Submitted to: Food Chemistry
Publication Type: Peer Reviewed Journal
Publication Acceptance Date: 3/30/2016
Publication Date: 4/1/2016
Publication URL: http://handle.nal.usda.gov/10113/62395
Citation: Raatz, S.K., Idso, L.A., Johnson, L.K., Jackson, M.I., Combs, Jr, G.F. 2016. Resistant starch analysis of commonly consumed potatoes: Content varies by cooking method and service temperature but not by variety. [epub ahead of print] http://www.sciencedirect.com/science/article/pii/S0308814616305052.

Interpretive Summary: Resistant starch found in potatoes may provide health benefits. We studied the resistant starch content of potatoes by variety, cooking method and service temperature. Results showed that the resistant starch content of potatoes varied by preparation method and service temperature but not variety. Baked potatoes had higher resistant starch contents than boiled; chilled potatoes had more resistant starch than either hot or reheated.

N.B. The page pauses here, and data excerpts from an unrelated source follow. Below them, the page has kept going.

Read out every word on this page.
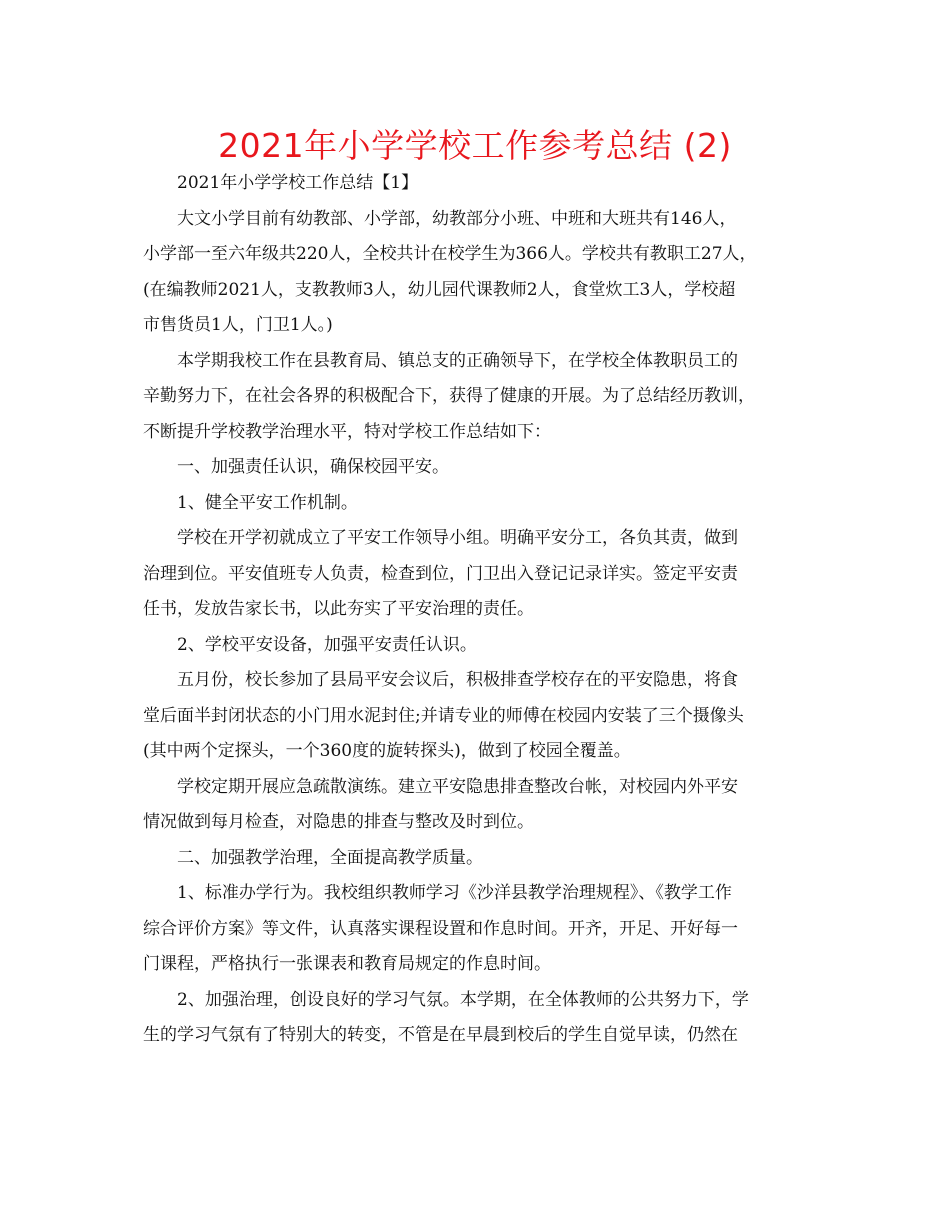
2021年小学学校工作参考总结 (2)
2021年小学学校工作总结【1】
大文小学目前有幼教部、小学部，幼教部分小班、中班和大班共有146人，
小学部一至六年级共220人，全校共计在校学生为366人。学校共有教职工27人，
(在编教师2021人，支教教师3人，幼儿园代课教师2人，食堂炊工3人，学校超
市售货员1人，门卫1人。)
本学期我校工作在县教育局、镇总支的正确领导下，在学校全体教职员工的
辛勤努力下，在社会各界的积极配合下，获得了健康的开展。为了总结经历教训，
不断提升学校教学治理水平，特对学校工作总结如下：
一、加强责任认识，确保校园平安。
1、健全平安工作机制。
学校在开学初就成立了平安工作领导小组。明确平安分工，各负其责，做到
治理到位。平安值班专人负责，检查到位，门卫出入登记记录详实。签定平安责
任书，发放告家长书，以此夯实了平安治理的责任。
2、学校平安设备，加强平安责任认识。
五月份，校长参加了县局平安会议后，积极排查学校存在的平安隐患，将食
堂后面半封闭状态的小门用水泥封住;并请专业的师傅在校园内安装了三个摄像头
(其中两个定探头，一个360度的旋转探头)，做到了校园全覆盖。
学校定期开展应急疏散演练。建立平安隐患排查整改台帐，对校园内外平安
情况做到每月检查，对隐患的排查与整改及时到位。
二、加强教学治理，全面提高教学质量。
1、标准办学行为。我校组织教师学习《沙洋县教学治理规程》、《教学工作
综合评价方案》等文件，认真落实课程设置和作息时间。开齐，开足、开好每一
门课程，严格执行一张课表和教育局规定的作息时间。
2、加强治理，创设良好的学习气氛。本学期，在全体教师的公共努力下，学
生的学习气氛有了特别大的转变，不管是在早晨到校后的学生自觉早读，仍然在
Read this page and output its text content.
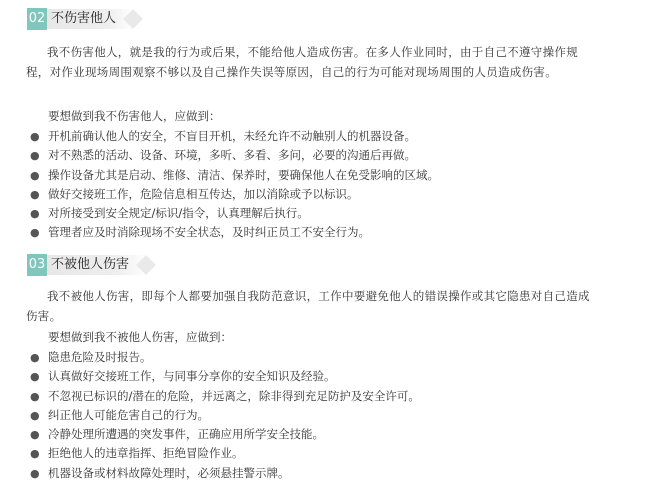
02 不伤害他人
我不伤害他人，就是我的行为或后果，不能给他人造成伤害。在多人作业同时，由于自己不遵守操作规程，对作业现场周围观察不够以及自己操作失误等原因，自己的行为可能对现场周围的人员造成伤害。
要想做到我不伤害他人，应做到：
● 开机前确认他人的安全，不盲目开机，未经允许不动触别人的机器设备。
● 对不熟悉的活动、设备、环境，多听、多看、多问，必要的沟通后再做。
● 操作设备尤其是启动、维修、清洁、保养时，要确保他人在免受影响的区域。
● 做好交接班工作，危险信息相互传达，加以消除或予以标识。
● 对所接受到安全规定/标识/指令，认真理解后执行。
● 管理者应及时消除现场不安全状态，及时纠正员工不安全行为。
03 不被他人伤害
我不被他人伤害，即每个人都要加强自我防范意识，工作中要避免他人的错误操作或其它隐患对自己造成伤害。
要想做到我不被他人伤害，应做到：
● 隐患危险及时报告。
● 认真做好交接班工作，与同事分享你的安全知识及经验。
● 不忽视已标识的/潜在的危险，并远离之，除非得到充足防护及安全许可。
● 纠正他人可能危害自己的行为。
● 冷静处理所遭遇的突发事件，正确应用所学安全技能。
● 拒绝他人的违章指挥、拒绝冒险作业。
● 机器设备或材料故障处理时，必须悬挂警示牌。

Technical Abstract: Resistant starch (RS) has properties which may provide health benefits. We conducted a study to determine the contributions of cultivar, cooking method and service temperature on the RS contents of potatoes (Solanum tuberosum L.). We hypothesized that the RS content would vary by variety, cooking method and service temperature. Potatoes of three common commercial varieties (Yukon Gold, Red Norland, and Russet Burbank) were subjected to two methods of cooking (baking or boiling) and three service temperatures: hot (65°C), chilled (4°C) and reheated (4°C for 6d and reheated to 65°C) and analyzed the starch content by modification of a commercially available assay. Results showed that RS content (g/100g) varied by preparation method and service temperature but not variety. Baked potatoes had higher RS contents than boiled; chilled potatoes had more RS than either hot or reheated. These results may assist in dietary choices for reducing chronic disease risk.